The short-term relief of putting off unpleasant tasks quickly wears off, and in the end, feelings of guilt, shame, and self-directed anger arise. None of these emotions motivate people to take action, says Dr. Sirois. Studies found that they just give an extra level of negative emotions to the task, increasing the chances of procrastinating again.
Interesting Facts and Statistics About Procrastination
In recent years, researchers have hypothesized that procrastination has increased. Technology has been a contributing factor. In Dr. Steel’s book, The Procrastination Equation, he says that some people name procrastination as the defining feature of their personalities. In the 1970s, about 5% of people made this claim, and today, the number has risen to 20%.
A new white paper from 2022 by The Policy Institute, King’s College London, says that half of the people in the world often check their phones to procrastinate. According to more recent research, 75% of college students now consistently delay things. [6]
Interesting polls reveal statistics about procrastination in the USA [7]:
- Most Americans delay home tasks, exercise, and medical visits
- 2/5 of Americans feel they’d procrastinate less without social media
- Lack of motivation is the main reason Americans procrastinate
- Utah, Oklahoma, and Idaho residents procrastinate the most
As for the world statistics, it is known that Japanese students had the highest scores, followed by Taiwanese students, Hong Kong students, Americans, Australians, and New Zealanders.
How to overcome procrastination? 8 really effective tips
Now that you understand a little about the psychology of procrastination, what triggers it, and its consequences, you can learn how to break the habit. Here’s a guide on how to overcome procrastination based on the findings of prominent researchers.
1. Start by forgiving yourself
You developed the coping mechanism of procrastination for a reason. So ask yourself calmly and lovingly:
- Something must be seriously stressing me out. What is it?
- Why do I keep procrastinating?
- How am I feeling right now?
- What’s really stressing me out?
- What emotion am I avoiding and why?
In 2010, researchers found that students who could forgive themselves for procrastinating while preparing for their first exam demonstrated decreased procrastination in their following exams. [8]
They came to the conclusion that self-forgiveness helped people be more productive by letting them move past their maladaptive behavior and focus on the upcoming exam without the burden of past acts.
2. Find meaning in the task you’re avoiding
Look for ways to counter the negative emotions you feel regarding the task, and try to think of something positive about it.

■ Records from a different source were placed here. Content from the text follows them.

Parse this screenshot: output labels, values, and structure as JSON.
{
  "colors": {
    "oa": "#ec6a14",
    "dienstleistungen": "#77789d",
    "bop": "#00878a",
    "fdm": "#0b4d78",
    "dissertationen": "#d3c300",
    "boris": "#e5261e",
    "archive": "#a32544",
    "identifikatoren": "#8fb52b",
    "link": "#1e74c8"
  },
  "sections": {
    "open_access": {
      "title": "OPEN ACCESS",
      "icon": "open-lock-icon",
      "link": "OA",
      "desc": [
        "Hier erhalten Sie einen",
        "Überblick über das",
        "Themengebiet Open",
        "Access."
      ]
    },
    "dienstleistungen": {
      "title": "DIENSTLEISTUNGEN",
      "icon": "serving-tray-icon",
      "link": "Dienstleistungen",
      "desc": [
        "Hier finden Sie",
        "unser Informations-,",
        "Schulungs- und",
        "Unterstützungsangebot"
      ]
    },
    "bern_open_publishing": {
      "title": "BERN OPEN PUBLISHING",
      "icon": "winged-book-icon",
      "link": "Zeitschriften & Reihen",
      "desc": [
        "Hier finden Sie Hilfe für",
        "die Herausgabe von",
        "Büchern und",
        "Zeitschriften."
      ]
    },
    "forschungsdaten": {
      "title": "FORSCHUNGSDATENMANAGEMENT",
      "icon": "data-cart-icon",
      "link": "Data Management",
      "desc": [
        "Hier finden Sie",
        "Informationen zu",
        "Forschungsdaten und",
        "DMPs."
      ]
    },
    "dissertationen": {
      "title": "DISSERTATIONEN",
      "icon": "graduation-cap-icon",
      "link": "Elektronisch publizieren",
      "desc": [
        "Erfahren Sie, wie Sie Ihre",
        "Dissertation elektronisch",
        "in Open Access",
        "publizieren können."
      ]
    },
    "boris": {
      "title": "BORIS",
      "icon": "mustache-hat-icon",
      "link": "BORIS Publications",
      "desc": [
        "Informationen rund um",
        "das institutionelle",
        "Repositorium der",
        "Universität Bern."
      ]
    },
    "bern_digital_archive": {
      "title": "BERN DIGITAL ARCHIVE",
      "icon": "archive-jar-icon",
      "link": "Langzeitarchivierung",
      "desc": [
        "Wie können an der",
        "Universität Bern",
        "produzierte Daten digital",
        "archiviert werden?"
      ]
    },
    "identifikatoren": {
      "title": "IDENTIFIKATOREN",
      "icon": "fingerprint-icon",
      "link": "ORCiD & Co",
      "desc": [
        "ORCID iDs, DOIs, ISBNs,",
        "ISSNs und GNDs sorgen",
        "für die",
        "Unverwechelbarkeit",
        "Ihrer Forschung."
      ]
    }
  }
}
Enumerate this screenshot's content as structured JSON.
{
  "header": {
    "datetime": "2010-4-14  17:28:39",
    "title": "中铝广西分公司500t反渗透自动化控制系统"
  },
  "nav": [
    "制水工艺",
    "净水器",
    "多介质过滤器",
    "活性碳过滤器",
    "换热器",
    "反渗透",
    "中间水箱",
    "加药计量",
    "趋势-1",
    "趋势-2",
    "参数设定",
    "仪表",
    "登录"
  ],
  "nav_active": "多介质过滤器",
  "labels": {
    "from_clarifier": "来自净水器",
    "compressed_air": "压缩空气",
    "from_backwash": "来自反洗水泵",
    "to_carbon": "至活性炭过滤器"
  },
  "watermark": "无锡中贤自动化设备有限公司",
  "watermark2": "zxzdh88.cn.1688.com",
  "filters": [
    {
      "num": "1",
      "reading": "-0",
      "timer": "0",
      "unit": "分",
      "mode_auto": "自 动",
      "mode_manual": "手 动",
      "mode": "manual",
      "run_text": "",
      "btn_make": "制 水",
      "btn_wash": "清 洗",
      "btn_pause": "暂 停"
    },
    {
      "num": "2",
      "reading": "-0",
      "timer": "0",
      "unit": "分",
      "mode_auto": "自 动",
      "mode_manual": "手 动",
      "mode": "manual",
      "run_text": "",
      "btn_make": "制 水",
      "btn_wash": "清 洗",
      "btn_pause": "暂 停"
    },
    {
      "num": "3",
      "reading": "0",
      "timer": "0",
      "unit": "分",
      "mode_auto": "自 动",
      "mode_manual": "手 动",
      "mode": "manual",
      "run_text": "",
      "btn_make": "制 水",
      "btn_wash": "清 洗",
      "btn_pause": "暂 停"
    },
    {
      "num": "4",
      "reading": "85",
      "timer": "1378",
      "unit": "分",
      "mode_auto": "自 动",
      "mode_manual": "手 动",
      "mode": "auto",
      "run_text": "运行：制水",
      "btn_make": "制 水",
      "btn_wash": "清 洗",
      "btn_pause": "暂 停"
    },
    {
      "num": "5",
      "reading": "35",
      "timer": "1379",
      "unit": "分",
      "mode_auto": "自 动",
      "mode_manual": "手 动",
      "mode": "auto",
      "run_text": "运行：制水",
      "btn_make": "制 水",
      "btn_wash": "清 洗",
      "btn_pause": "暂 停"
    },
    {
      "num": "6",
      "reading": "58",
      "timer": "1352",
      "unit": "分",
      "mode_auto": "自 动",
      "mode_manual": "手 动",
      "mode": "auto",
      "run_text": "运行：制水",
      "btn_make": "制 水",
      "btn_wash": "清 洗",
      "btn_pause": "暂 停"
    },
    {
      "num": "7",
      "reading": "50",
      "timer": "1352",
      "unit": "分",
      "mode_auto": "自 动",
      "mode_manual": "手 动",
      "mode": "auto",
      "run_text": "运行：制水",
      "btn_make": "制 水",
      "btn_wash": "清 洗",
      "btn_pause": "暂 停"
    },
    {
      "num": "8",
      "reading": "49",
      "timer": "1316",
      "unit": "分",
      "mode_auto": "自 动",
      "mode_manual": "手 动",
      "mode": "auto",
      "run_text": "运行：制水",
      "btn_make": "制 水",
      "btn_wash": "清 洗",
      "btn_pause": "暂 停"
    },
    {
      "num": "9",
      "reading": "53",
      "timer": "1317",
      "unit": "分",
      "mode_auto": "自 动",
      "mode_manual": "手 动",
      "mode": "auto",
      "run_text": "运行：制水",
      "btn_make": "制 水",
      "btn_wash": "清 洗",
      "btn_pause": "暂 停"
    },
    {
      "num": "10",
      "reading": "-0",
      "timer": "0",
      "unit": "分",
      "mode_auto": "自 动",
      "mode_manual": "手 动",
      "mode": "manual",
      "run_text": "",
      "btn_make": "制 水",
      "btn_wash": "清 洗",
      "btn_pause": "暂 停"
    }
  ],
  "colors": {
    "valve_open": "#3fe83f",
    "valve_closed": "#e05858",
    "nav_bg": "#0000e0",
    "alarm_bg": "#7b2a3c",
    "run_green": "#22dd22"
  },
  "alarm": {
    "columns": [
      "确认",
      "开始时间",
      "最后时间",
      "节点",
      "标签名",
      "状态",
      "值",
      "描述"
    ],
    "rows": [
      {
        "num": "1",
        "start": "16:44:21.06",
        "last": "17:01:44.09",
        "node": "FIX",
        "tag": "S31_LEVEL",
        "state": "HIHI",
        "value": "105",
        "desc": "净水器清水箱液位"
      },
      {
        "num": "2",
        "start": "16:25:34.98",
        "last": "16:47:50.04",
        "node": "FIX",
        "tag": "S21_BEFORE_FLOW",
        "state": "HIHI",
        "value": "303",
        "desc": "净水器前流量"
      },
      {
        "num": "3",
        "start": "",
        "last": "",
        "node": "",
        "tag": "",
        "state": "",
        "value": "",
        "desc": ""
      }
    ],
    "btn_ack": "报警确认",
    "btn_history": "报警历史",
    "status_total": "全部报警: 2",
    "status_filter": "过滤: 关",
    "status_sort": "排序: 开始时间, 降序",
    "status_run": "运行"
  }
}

Answering these questions will give your task a purpose.
- What meaning does it have to you or others?
- Why is it important? What will you or others gain from it?
According to the reinforcement theory of motivation, a person is more likely to engage in a behavior when they know it brings them something positive. At work, for instance, this could involve a financial bonus, promotion, praise from the team, or feelings of fulfillment and purpose.
So, sometimes, a simple question like, “What would the future me want me to do right now?” can be surprisingly helpful.
3. Do the task you’re avoiding for just five minutes a day
Starting a task is the most dreaded part for a procrastinating person, but it’s also the most important one. So start with the smallest action, and you’ll see yourself going all the way.
Don’t overthink it. Overthinking lets you imagine you’re working on the task, which can intensify the negative emotions you’re trying to avoid. You’ll never start if you think a task will be taxing, dull, or time-consuming.
You can even set a timer—just five minutes. You may be surprised to find that you continue beyond that time. Sometimes, it’s just getting started that’s difficult.
4. Eliminate all sources of distraction
In a place with many distractions and stimuli, you will eventually lose your focus, which can lead to procrastination. A study from the University of California found that getting back on track takes 23 minutes and 15 seconds after being distracted.
So, a good practice will be to activate flight mode on your phone, turn off any devices that emit beeps, buzzes, or flashes, and close all superfluous tabs. Additionally, adjust a distracting environment: try not to work in loud spaces and use noise-canceling headphones.
5. Breakdown your task
As we already know, we can put things off when we think they will take too much time or effort. For that, you can split up big jobs into smaller steps that you can handle. This will help you focus on one step at a time by making the job seem less complicated. When you’re writing a study paper, for instance, divide it into smaller tasks like researching, making an outline, writing the first draft, and editing.

6. Block out time for specific tasks
Periodically, simple time management skills can help people stop putting things off. Setting aside time in your schedule for specific tasks may help you if you keep putting things off because you feel too busy or do not want to do them.
By blocking time, you can get rid of a lot of things that are stopping you from starting. First off, the uncertainty around when the task begins and finishes is gone. For example, you now have your report-writing time booked into your calendar between 12 and 2 p.m. Even just seeing it in a visual form gives you added accountability.
It also says to do one thing at a time instead of doing a bunch of things at once. Besides, it gives you a deadline, which, as studies have found, improves performance. [9]
7. If you feel stressed or anxious, try the 333 rule exercise
Sometimes, when we have a big deadline that we’ve procrastinated about for a little too long, we can start to panic. It’s very hard to get anything done while panicking, so your first step is to reduce the intensity of the anxiety in your body.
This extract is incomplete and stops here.